Once upon a time…
When story and time merge to become history
In human terms age is associated with wisdom and sagacity but also with frailty and decline. Not so with wines and spirits, and for three reasons. First, appreciation of the millésime, the magic of soil, climate, and skill in perfect harmony. So 1959 and 1990 are great years for champagne. Second is the ageing of the wine or spirit e.g. eighteen year old single malt. But equally important is the story of the brand or distillery. You can literally be drinking history, real or imaginary. Hendrick’s remarkable gin, for example, claims a lineage to 1860, just “a twinkle in the eye”. A clever stretch of the imagination.
Sometimes the era which is visually celebrated or echoed through the design is older than the foundation itself – think of Chivas Regal whose design projects medieval heraldry. How then to design time, an era, an epoch?
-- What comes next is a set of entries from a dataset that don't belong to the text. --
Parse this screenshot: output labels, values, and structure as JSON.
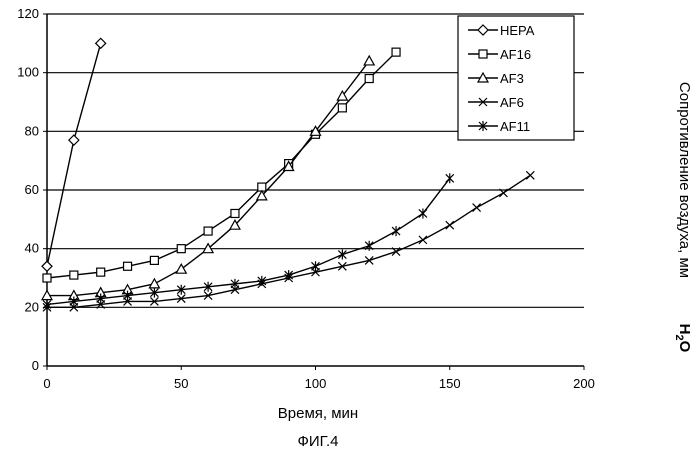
{
  "chart_data": {
    "type": "line",
    "xlabel": "Время, мин",
    "ylabel": "Сопротивление воздуха, мм",
    "ylabel_unit": "H",
    "ylabel_unit_sub": "2",
    "ylabel_unit_tail": "O",
    "caption": "ФИГ.4",
    "xlim": [
      0,
      200
    ],
    "ylim": [
      0,
      120
    ],
    "xticks": [
      "0",
      "50",
      "100",
      "150",
      "200"
    ],
    "yticks": [
      "0",
      "20",
      "40",
      "60",
      "80",
      "100",
      "120"
    ],
    "grid": "horizontal",
    "legend_position": "top-right",
    "series": [
      {
        "name": "HEPA",
        "marker": "diamond",
        "x": [
          0,
          10,
          20
        ],
        "y": [
          34,
          77,
          110
        ]
      },
      {
        "name": "AF16",
        "marker": "square",
        "x": [
          0,
          10,
          20,
          30,
          40,
          50,
          60,
          70,
          80,
          90,
          100,
          110,
          120,
          130
        ],
        "y": [
          30,
          31,
          32,
          34,
          36,
          40,
          46,
          52,
          61,
          69,
          79,
          88,
          98,
          107
        ]
      },
      {
        "name": "AF3",
        "marker": "triangle",
        "x": [
          0,
          10,
          20,
          30,
          40,
          50,
          60,
          70,
          80,
          90,
          100,
          110,
          120
        ],
        "y": [
          24,
          24,
          25,
          26,
          28,
          33,
          40,
          48,
          58,
          68,
          80,
          92,
          104
        ]
      },
      {
        "name": "AF6",
        "marker": "x",
        "x": [
          0,
          10,
          20,
          30,
          40,
          50,
          60,
          70,
          80,
          90,
          100,
          110,
          120,
          130,
          140,
          150,
          160,
          170,
          180
        ],
        "y": [
          20,
          20,
          21,
          22,
          22,
          23,
          24,
          26,
          28,
          30,
          32,
          34,
          36,
          39,
          43,
          48,
          54,
          59,
          65
        ]
      },
      {
        "name": "AF11",
        "marker": "star",
        "x": [
          0,
          10,
          20,
          30,
          40,
          50,
          60,
          70,
          80,
          90,
          100,
          110,
          120,
          130,
          140,
          150
        ],
        "y": [
          21,
          22,
          23,
          24,
          25,
          26,
          27,
          28,
          29,
          31,
          34,
          38,
          41,
          46,
          52,
          64
        ]
      }
    ]
  }
}
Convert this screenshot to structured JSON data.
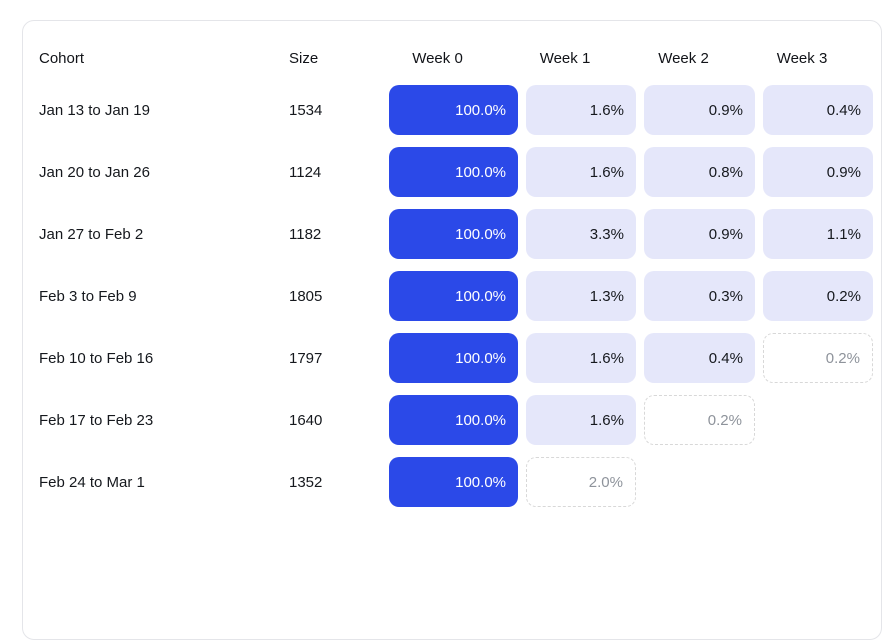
{
  "colors": {
    "accent_blue": "#2b49e8",
    "light_cell_bg": "#e5e7fa",
    "dashed_border": "#d8d8d8",
    "dashed_text": "#8e939b",
    "card_border": "#e4e5e9",
    "text_primary": "#15181d",
    "page_bg": "#ffffff"
  },
  "table": {
    "headers": [
      "Cohort",
      "Size",
      "Week 0",
      "Week 1",
      "Week 2",
      "Week 3"
    ],
    "rows": [
      {
        "cohort": "Jan 13 to Jan 19",
        "size": "1534",
        "weeks": [
          {
            "value": "100.0%",
            "style": "solid"
          },
          {
            "value": "1.6%",
            "style": "light"
          },
          {
            "value": "0.9%",
            "style": "light"
          },
          {
            "value": "0.4%",
            "style": "light"
          }
        ]
      },
      {
        "cohort": "Jan 20 to Jan 26",
        "size": "1124",
        "weeks": [
          {
            "value": "100.0%",
            "style": "solid"
          },
          {
            "value": "1.6%",
            "style": "light"
          },
          {
            "value": "0.8%",
            "style": "light"
          },
          {
            "value": "0.9%",
            "style": "light"
          }
        ]
      },
      {
        "cohort": "Jan 27 to Feb 2",
        "size": "1182",
        "weeks": [
          {
            "value": "100.0%",
            "style": "solid"
          },
          {
            "value": "3.3%",
            "style": "light"
          },
          {
            "value": "0.9%",
            "style": "light"
          },
          {
            "value": "1.1%",
            "style": "light"
          }
        ]
      },
      {
        "cohort": "Feb 3 to Feb 9",
        "size": "1805",
        "weeks": [
          {
            "value": "100.0%",
            "style": "solid"
          },
          {
            "value": "1.3%",
            "style": "light"
          },
          {
            "value": "0.3%",
            "style": "light"
          },
          {
            "value": "0.2%",
            "style": "light"
          }
        ]
      },
      {
        "cohort": "Feb 10 to Feb 16",
        "size": "1797",
        "weeks": [
          {
            "value": "100.0%",
            "style": "solid"
          },
          {
            "value": "1.6%",
            "style": "light"
          },
          {
            "value": "0.4%",
            "style": "light"
          },
          {
            "value": "0.2%",
            "style": "dashed"
          }
        ]
      },
      {
        "cohort": "Feb 17 to Feb 23",
        "size": "1640",
        "weeks": [
          {
            "value": "100.0%",
            "style": "solid"
          },
          {
            "value": "1.6%",
            "style": "light"
          },
          {
            "value": "0.2%",
            "style": "dashed"
          },
          {
            "value": "",
            "style": "empty"
          }
        ]
      },
      {
        "cohort": "Feb 24 to Mar 1",
        "size": "1352",
        "weeks": [
          {
            "value": "100.0%",
            "style": "solid"
          },
          {
            "value": "2.0%",
            "style": "dashed"
          },
          {
            "value": "",
            "style": "empty"
          },
          {
            "value": "",
            "style": "empty"
          }
        ]
      }
    ]
  },
  "chart_data": {
    "type": "table",
    "columns": [
      "Cohort",
      "Size",
      "Week 0",
      "Week 1",
      "Week 2",
      "Week 3"
    ],
    "rows": [
      [
        "Jan 13 to Jan 19",
        1534,
        100.0,
        1.6,
        0.9,
        0.4
      ],
      [
        "Jan 20 to Jan 26",
        1124,
        100.0,
        1.6,
        0.8,
        0.9
      ],
      [
        "Jan 27 to Feb 2",
        1182,
        100.0,
        3.3,
        0.9,
        1.1
      ],
      [
        "Feb 3 to Feb 9",
        1805,
        100.0,
        1.3,
        0.3,
        0.2
      ],
      [
        "Feb 10 to Feb 16",
        1797,
        100.0,
        1.6,
        0.4,
        0.2
      ],
      [
        "Feb 17 to Feb 23",
        1640,
        100.0,
        1.6,
        0.2,
        null
      ],
      [
        "Feb 24 to Mar 1",
        1352,
        100.0,
        2.0,
        null,
        null
      ]
    ],
    "value_unit": "%",
    "layout_hints": {
      "week0_cells": "solid blue filled",
      "retention_cells": "light lavender filled",
      "incomplete_period_cells": "dashed gray border, gray text: row 4 week 3, row 5 week 2, row 6 week 1 (0-indexed)",
      "card_cropped": "table card is cut off at right and bottom edges of viewport"
    }
  }
}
How to design the past in a contemporary context? How to make the bottles and labels look authentic and genuine, and make them appeal to a young audience? But why is time such an asset for the wine & spirits category? Not only is maturing essential to any wine or spirit, but the whole process of vinification or distilling does require patience. Time then stands for heritage, expertise, know-how. But this is not where the true magic lies.
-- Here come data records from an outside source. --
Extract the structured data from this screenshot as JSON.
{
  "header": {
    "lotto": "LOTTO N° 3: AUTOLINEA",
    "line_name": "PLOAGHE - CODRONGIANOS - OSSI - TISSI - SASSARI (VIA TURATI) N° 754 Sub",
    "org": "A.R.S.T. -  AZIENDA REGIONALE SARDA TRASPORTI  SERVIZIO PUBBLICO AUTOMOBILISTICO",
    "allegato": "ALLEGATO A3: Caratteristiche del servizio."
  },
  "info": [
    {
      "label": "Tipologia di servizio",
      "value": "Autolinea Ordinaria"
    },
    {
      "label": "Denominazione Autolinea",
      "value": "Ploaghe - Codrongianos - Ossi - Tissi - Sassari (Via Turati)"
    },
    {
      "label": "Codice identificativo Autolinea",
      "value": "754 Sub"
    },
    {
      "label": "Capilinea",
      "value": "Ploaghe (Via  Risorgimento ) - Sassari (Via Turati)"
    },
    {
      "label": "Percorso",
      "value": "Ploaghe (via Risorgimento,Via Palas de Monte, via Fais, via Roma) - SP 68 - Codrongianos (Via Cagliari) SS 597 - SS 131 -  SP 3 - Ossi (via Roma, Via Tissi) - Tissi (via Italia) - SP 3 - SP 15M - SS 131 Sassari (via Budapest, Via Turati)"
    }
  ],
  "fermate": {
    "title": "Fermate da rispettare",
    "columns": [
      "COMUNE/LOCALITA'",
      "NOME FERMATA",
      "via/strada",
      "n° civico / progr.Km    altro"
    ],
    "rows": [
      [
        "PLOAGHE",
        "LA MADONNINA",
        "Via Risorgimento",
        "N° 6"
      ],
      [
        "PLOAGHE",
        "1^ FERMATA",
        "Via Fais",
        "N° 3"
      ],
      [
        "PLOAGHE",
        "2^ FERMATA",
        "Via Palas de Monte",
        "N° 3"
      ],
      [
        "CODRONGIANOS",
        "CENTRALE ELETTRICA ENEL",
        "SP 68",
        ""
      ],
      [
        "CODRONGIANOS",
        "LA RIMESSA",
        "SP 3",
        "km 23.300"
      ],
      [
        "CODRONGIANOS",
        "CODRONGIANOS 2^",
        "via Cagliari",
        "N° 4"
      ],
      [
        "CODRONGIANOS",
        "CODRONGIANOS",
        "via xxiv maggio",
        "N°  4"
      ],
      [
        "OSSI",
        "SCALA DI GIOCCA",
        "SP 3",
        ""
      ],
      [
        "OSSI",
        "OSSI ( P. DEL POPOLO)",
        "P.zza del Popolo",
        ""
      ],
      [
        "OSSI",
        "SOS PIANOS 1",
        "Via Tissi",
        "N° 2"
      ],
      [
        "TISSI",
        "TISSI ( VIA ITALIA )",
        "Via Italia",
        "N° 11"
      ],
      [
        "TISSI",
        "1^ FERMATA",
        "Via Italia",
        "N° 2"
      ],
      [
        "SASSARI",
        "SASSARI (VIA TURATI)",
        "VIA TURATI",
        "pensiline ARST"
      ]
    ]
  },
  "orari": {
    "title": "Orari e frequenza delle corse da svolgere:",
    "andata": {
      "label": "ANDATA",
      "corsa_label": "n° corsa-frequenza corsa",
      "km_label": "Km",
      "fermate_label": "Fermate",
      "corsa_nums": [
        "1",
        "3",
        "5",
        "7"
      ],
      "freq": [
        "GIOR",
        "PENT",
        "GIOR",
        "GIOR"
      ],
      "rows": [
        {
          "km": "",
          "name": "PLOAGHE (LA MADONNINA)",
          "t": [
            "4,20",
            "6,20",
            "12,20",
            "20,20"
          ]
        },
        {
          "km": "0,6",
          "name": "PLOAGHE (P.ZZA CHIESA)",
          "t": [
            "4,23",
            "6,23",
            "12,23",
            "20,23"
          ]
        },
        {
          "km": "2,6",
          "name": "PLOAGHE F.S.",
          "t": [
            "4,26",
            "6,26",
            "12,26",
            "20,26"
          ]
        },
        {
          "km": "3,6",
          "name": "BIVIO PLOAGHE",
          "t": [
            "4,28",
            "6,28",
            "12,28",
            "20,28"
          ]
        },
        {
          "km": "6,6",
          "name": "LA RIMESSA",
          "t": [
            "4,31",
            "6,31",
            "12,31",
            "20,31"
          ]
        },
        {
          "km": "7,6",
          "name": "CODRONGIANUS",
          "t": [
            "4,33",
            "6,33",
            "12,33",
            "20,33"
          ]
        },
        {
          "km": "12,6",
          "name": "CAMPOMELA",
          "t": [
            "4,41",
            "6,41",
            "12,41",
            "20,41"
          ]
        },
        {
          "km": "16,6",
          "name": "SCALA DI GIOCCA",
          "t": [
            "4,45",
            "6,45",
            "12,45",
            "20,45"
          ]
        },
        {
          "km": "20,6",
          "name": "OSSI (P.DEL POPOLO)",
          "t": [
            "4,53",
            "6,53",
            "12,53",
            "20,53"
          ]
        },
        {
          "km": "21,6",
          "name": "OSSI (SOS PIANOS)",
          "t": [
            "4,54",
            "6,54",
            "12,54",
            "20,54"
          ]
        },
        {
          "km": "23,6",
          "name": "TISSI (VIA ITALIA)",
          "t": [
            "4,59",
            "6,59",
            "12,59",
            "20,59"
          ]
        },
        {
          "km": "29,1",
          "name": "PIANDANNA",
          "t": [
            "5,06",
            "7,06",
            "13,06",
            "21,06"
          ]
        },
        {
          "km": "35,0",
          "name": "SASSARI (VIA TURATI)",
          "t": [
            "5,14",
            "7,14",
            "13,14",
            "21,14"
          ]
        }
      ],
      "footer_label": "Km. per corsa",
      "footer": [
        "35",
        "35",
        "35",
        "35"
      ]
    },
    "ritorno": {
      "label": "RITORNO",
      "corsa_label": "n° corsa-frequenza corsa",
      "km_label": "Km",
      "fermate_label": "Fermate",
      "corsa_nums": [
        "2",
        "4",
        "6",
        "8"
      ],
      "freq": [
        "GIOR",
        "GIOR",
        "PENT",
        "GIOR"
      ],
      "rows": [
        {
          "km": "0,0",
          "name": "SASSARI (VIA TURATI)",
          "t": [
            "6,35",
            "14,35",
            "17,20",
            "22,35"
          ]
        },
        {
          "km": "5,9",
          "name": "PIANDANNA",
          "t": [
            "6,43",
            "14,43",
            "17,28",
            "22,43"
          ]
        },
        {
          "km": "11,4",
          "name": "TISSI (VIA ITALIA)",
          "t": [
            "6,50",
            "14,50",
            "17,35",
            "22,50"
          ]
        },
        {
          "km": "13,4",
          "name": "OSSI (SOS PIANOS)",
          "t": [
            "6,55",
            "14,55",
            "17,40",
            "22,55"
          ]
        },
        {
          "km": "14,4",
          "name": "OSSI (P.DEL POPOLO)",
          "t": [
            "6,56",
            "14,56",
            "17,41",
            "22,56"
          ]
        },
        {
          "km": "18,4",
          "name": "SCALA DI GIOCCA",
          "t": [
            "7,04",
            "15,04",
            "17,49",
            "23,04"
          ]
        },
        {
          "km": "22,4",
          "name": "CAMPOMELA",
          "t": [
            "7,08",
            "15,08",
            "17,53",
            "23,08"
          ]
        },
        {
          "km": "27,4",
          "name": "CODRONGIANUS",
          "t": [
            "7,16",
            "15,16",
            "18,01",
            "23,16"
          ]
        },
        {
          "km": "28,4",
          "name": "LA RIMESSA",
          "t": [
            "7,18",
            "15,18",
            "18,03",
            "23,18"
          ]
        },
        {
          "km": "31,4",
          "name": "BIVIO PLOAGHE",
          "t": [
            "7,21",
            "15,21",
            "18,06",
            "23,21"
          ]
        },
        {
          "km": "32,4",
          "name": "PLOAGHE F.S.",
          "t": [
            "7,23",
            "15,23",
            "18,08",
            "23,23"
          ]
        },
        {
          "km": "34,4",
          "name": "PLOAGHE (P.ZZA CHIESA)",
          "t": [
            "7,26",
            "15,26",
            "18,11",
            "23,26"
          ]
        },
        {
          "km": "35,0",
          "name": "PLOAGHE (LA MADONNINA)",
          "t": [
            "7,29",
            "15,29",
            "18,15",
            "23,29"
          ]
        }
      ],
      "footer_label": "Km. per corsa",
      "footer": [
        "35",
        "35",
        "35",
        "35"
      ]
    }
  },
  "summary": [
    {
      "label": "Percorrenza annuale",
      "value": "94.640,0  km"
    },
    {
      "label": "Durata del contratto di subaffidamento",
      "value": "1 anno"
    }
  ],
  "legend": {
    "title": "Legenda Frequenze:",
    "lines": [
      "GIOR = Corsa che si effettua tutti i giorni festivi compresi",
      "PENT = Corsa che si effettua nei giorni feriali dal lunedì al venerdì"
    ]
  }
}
The magic is in the story time implies. Once upon a time… This is when story and time merge to become history. Then the drink proposition becomes much more powerful. You do not simply drink a glass of 18 Years Old Aberlour malt, you sip a masterpiece, the end result of a legend which started with the Celtic druids. The Aberlour distillery reminds us that the druids were probably the first to use the Lour water to distil alcohol, as a base for their elixirs and medicinal cordials. And this is why when Lewis Moberly designed the brand marque we were mindful of the source… The design for the brand marque needs to travel through time.